An earlier post of mine about writings on Wicca that lacked authority generated some responses around the Pagan blogosphere.
Some bloggers, however, simply do not understand scholarly writing. For instance, this:
For over a decade, Professor Ronald Hutton’s study on the history of Wicca, Triumph of the Moon, has been considered by most Pagan scholars to have closed the book on the issue of the survival of elements of Paganism from Pagan antiquity.
Let’s think about that. Edward Gibbons’ The History of the Decline and Fall of the Roman Empire is probably the one book on the topic that every educated person has at least heard of.
It was published in installments between 1776 and 1789. It is a classic. By the blog writer’s standards, therefore, it should have “closed the book” on writing about ancient Rome.
Yet new books on ancient Rome are published every year. How can that be?
No topic is ever “closed.” Historical works—which is how Prof. Hutton would describe Triumph—are not holy scriptures. New thinkers and new generations bring new scholarship and new interpretations.

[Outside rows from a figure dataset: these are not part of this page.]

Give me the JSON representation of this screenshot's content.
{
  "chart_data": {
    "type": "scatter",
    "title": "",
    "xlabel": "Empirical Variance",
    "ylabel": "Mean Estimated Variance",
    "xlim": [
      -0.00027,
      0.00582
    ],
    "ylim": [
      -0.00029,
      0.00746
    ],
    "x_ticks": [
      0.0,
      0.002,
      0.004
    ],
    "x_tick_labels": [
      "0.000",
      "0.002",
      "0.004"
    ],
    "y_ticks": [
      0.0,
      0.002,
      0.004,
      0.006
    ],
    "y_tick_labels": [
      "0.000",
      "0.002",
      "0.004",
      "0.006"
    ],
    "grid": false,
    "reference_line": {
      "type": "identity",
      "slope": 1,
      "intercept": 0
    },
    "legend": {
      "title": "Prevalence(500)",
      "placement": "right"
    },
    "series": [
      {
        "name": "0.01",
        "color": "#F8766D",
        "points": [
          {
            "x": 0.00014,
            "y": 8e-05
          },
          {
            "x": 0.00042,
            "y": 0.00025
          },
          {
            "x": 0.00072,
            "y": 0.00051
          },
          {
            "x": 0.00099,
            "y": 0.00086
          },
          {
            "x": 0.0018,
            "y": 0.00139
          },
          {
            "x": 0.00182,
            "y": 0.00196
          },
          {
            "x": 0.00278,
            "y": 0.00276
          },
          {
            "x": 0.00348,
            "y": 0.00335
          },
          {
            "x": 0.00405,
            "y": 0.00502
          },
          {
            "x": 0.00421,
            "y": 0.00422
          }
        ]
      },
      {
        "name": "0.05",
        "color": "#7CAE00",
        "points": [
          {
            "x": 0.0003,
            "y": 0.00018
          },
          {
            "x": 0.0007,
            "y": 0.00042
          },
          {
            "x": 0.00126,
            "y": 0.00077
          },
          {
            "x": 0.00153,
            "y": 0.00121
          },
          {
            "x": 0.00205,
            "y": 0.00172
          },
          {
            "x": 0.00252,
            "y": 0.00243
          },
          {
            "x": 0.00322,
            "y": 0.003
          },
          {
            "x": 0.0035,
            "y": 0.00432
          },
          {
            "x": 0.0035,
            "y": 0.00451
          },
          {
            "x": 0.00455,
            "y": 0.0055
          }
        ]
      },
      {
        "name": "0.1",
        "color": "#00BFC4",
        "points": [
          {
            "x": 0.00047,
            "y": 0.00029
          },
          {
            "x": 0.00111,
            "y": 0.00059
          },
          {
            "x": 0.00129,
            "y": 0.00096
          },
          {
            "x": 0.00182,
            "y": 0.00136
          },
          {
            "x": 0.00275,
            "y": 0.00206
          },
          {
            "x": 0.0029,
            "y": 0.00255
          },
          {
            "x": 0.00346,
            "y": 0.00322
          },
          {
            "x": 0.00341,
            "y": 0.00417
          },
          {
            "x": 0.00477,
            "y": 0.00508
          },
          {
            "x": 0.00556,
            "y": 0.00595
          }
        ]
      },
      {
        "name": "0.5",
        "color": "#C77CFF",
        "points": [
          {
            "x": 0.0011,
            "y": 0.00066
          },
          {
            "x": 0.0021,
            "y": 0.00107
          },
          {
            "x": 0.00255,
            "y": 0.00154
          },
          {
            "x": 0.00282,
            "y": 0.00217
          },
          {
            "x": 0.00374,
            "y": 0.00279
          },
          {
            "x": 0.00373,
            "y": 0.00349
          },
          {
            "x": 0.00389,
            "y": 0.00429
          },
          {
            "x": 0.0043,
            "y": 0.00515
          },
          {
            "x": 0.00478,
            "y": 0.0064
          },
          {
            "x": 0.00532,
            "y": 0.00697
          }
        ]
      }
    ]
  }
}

But what Hutton has done is establish a standard. Anyone who challenges his conclusions (and given that ten years have passed, he has challenged some of them himself, I expect) must do at least as much in-depth research as he has done. They can’t just snipe from the sidelines.
Rhetoricians talk about “invented ethos,” by which a speaker or writer displays their qualifications to engage a topic: I have studied such-and-such at this or that level. I have done such-and-such. I have experienced such-and-such. (“Invention” does not imply falsification in this context.)
It is that level of ethos I see lacking in his critics—so far.
Another problem, probably too big to tackle here, occurs when people approach a book like Triumph looking for “right answers” or for information on which to base their personal religious practice.
Oh, you can do that. “The reader constructs his own text,” as all the postmodernists say, sure. You can also use a Stradivarius violin for a canoe paddle.
But I think one is better off reading a Triumph as a history of ideas, a history of the ways that English people, in particular, thought about and constructed the idea of “witchcraft.”